Monatelang durchforstete ich Gesundheits-Websites und suchte ständig bei Google nach STDs. Ich bin sogar so weit gegangen, STD-Selbsthilfegruppen zu recherchieren, nur für den Fall. Anstatt wie alle anderen Netflix zu schauen, studierte ich die Wunden auf meinem Computerbildschirm. Es war anstrengend, in meiner Nähe zu sein: Ich weinte und schrieb zwanghaft SMS an meine Freunde, um sie zu fragen, ob sie glaubten, dass ich clean sei oder nicht. Es ist ein Rätsel, dass es sie noch gibt.
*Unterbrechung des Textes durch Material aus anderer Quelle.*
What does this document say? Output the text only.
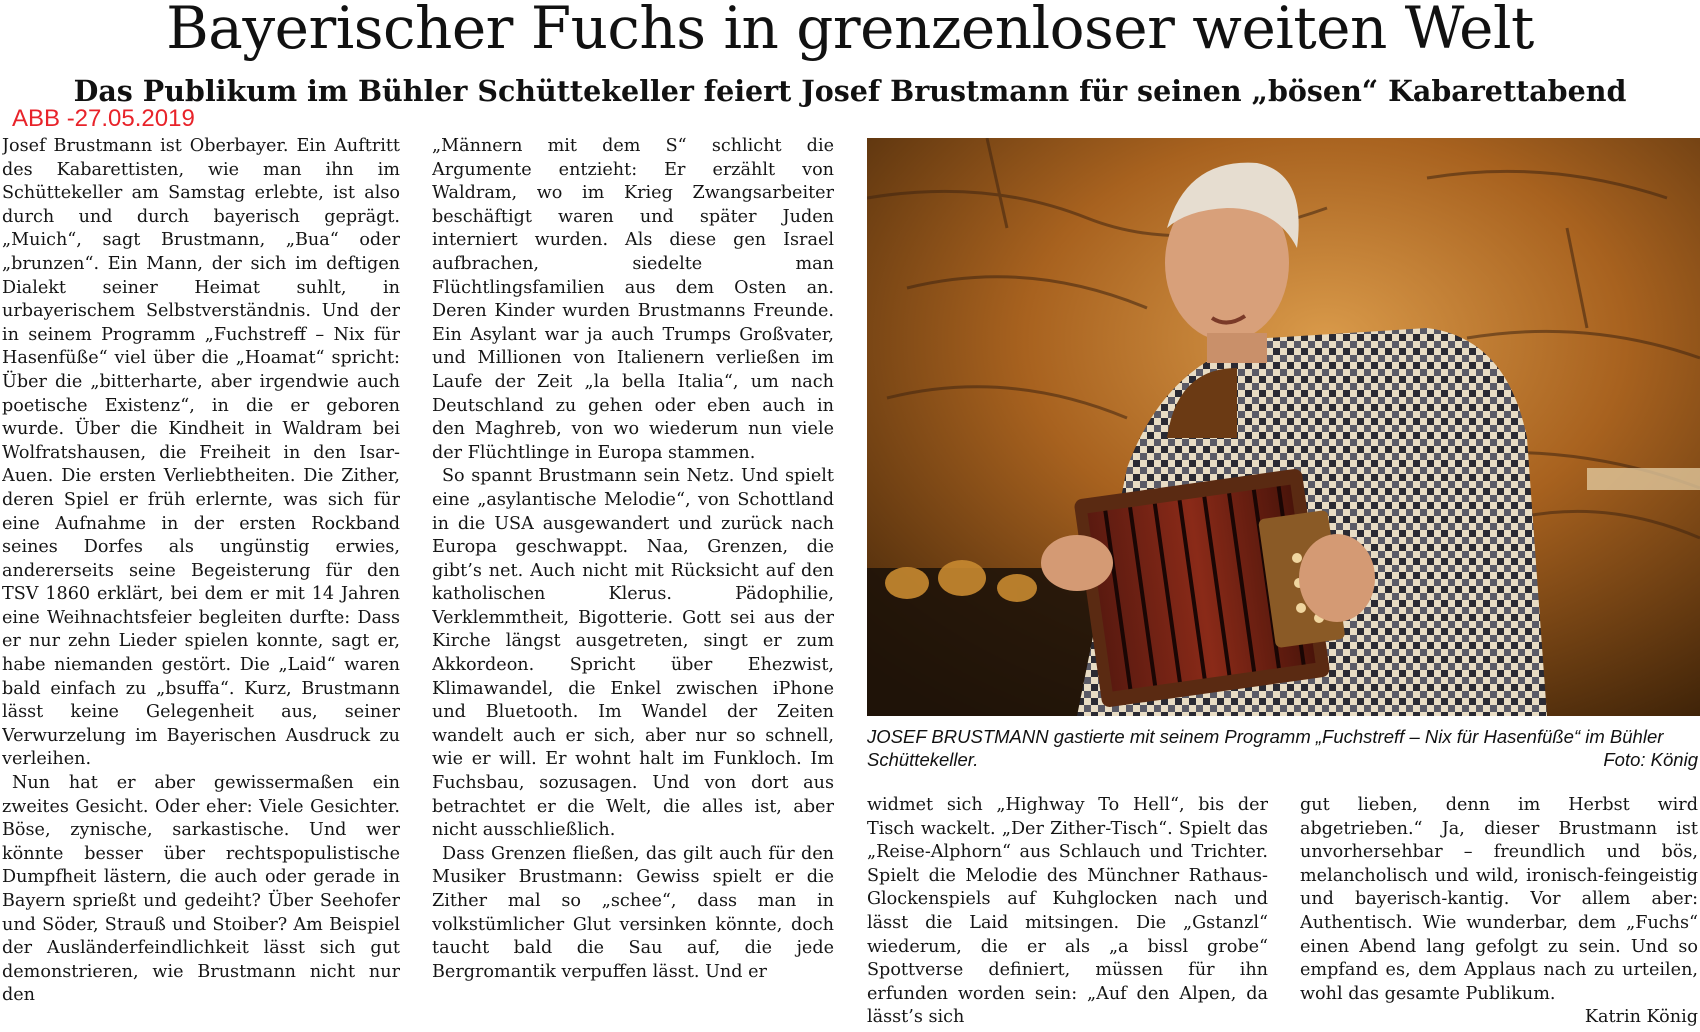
Bayerischer Fuchs in grenzenloser weiten Welt
Das Publikum im Bühler Schüttekeller feiert Josef Brustmann für seinen „bösen“ Kabarettabend
ABB -27.05.2019

Josef Brustmann ist Oberbayer. Ein Auftritt des Kabarettisten, wie man ihn im Schüttekeller am Samstag erlebte, ist also durch und durch bayerisch geprägt. „Muich“, sagt Brustmann, „Bua“ oder „brunzen“. Ein Mann, der sich im deftigen Dialekt seiner Heimat suhlt, in urbayerischem Selbstverständnis. Und der in seinem Programm „Fuchstreff – Nix für Hasenfüße“ viel über die „Hoamat“ spricht: Über die „bitterharte, aber irgendwie auch poetische Existenz“, in die er geboren wurde. Über die Kindheit in Waldram bei Wolfratshausen, die Freiheit in den Isar-Auen. Die ersten Verliebtheiten. Die Zither, deren Spiel er früh erlernte, was sich für eine Aufnahme in der ersten Rockband seines Dorfes als ungünstig erwies, andererseits seine Begeisterung für den TSV 1860 erklärt, bei dem er mit 14 Jahren eine Weihnachtsfeier begleiten durfte: Dass er nur zehn Lieder spielen konnte, sagt er, habe niemanden gestört. Die „Laid“ waren bald einfach zu „bsuffa“. Kurz, Brustmann lässt keine Gelegenheit aus, seiner Verwurzelung im Bayerischen Ausdruck zu verleihen.

Nun hat er aber gewissermaßen ein zweites Gesicht. Oder eher: Viele Gesichter. Böse, zynische, sarkastische. Und wer könnte besser über rechtspopulistische Dumpfheit lästern, die auch oder gerade in Bayern sprießt und gedeiht? Über Seehofer und Söder, Strauß und Stoiber? Am Beispiel der Ausländerfeindlichkeit lässt sich gut demonstrieren, wie Brustmann nicht nur den

„Männern mit dem S“ schlicht die Argumente entzieht: Er erzählt von Waldram, wo im Krieg Zwangsarbeiter beschäftigt waren und später Juden interniert wurden. Als diese gen Israel aufbrachen, siedelte man Flüchtlingsfamilien aus dem Osten an. Deren Kinder wurden Brustmanns Freunde. Ein Asylant war ja auch Trumps Großvater, und Millionen von Italienern verließen im Laufe der Zeit „la bella Italia“, um nach Deutschland zu gehen oder eben auch in den Maghreb, von wo wiederum nun viele der Flüchtlinge in Europa stammen.

So spannt Brustmann sein Netz. Und spielt eine „asylantische Melodie“, von Schottland in die USA ausgewandert und zurück nach Europa geschwappt. Naa, Grenzen, die gibt’s net. Auch nicht mit Rücksicht auf den katholischen Klerus. Pädophilie, Verklemmtheit, Bigotterie. Gott sei aus der Kirche längst ausgetreten, singt er zum Akkordeon. Spricht über Ehezwist, Klimawandel, die Enkel zwischen iPhone und Bluetooth. Im Wandel der Zeiten wandelt auch er sich, aber nur so schnell, wie er will. Er wohnt halt im Funkloch. Im Fuchsbau, sozusagen. Und von dort aus betrachtet er die Welt, die alles ist, aber nicht ausschließlich.

Dass Grenzen fließen, das gilt auch für den Musiker Brustmann: Gewiss spielt er die Zither mal so „schee“, dass man in volkstümlicher Glut versinken könnte, doch taucht bald die Sau auf, die jede Bergromantik verpuffen lässt. Und er

JOSEF BRUSTMANN gastierte mit seinem Programm „Fuchstreff – Nix für Hasenfüße“ im Bühler Schüttekeller.	Foto: König

widmet sich „Highway To Hell“, bis der Tisch wackelt. „Der Zither-Tisch“. Spielt das „Reise-Alphorn“ aus Schlauch und Trichter. Spielt die Melodie des Münchner Rathaus-Glockenspiels auf Kuhglocken nach und lässt die Laid mitsingen. Die „Gstanzl“ wiederum, die er als „a bissl grobe“ Spottverse definiert, müssen für ihn erfunden worden sein: „Auf den Alpen, da lässt’s sich

gut lieben, denn im Herbst wird abgetrieben.“ Ja, dieser Brustmann ist unvorhersehbar – freundlich und bös, melancholisch und wild, ironisch-feingeistig und bayerisch-kantig. Vor allem aber: Authentisch. Wie wunderbar, dem „Fuchs“ einen Abend lang gefolgt zu sein. Und so empfand es, dem Applaus nach zu urteilen, wohl das gesamte Publikum.

Katrin König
Ich erlebe immer noch extreme Angstzustände, wenn ich mit jemand Neuem Sex habe – sogar Safe Sex. Ramquist erklärt, dass „bei sexuellen Handlungen eine extreme Verletzlichkeit besteht. Ein Trauma in einem so verletzlichen Zustand zu haben und sich dann wieder in diesen verletzlichen Zustand zu versetzen … ist kein Wunder, dass die neu entdeckten Ängste ausgelöst werden“, sagt sie. „Wenn man einmal traumatisiert wurde, verändert sich die Erfahrung der Welt und des Lebens.“
Ramquist hatte Recht, meine Welt hat sich verändert. Sie ist um ihre Achse gekippt, und wegen einer Nacht wird mein Leben nie mehr dasselbe sein. Doch nach Jahren der Aufarbeitung dessen, was auf jener Weihnachtsfeier geschah, habe ich gelernt, meine ängstlichen Gedanken in die Hand zu nehmen und zu kontrollieren. Ich lasse mich jetzt nur noch auf der Grundlage von Screening-Empfehlungen testen – alle 6 Monate bis ein Jahr – und benutze immer Kondome. Nachdem ich mit Ramquist gesprochen und die Ursache meiner Ängste herausgefunden habe, mache ich mir nur noch selten Sorgen, wie ich es früher getan habe. Ich habe gelernt, mit meinen Partnern zu kommunizieren, so dass sie verstehen, worauf ich hinaus will, wenn ich sie bitte, sich testen zu lassen, oder sie wiederholt frage, ob sie „sauber“ sind. Mein Gefühl für Sicherheit, Kontrolle, Vertrauen und meine Ansichten über Sex mögen jetzt ein wenig anders sein, aber ich fühle mich sicher, dass ich gesund bin – ohne dass ich einen Arzt brauche, der mir das sagt.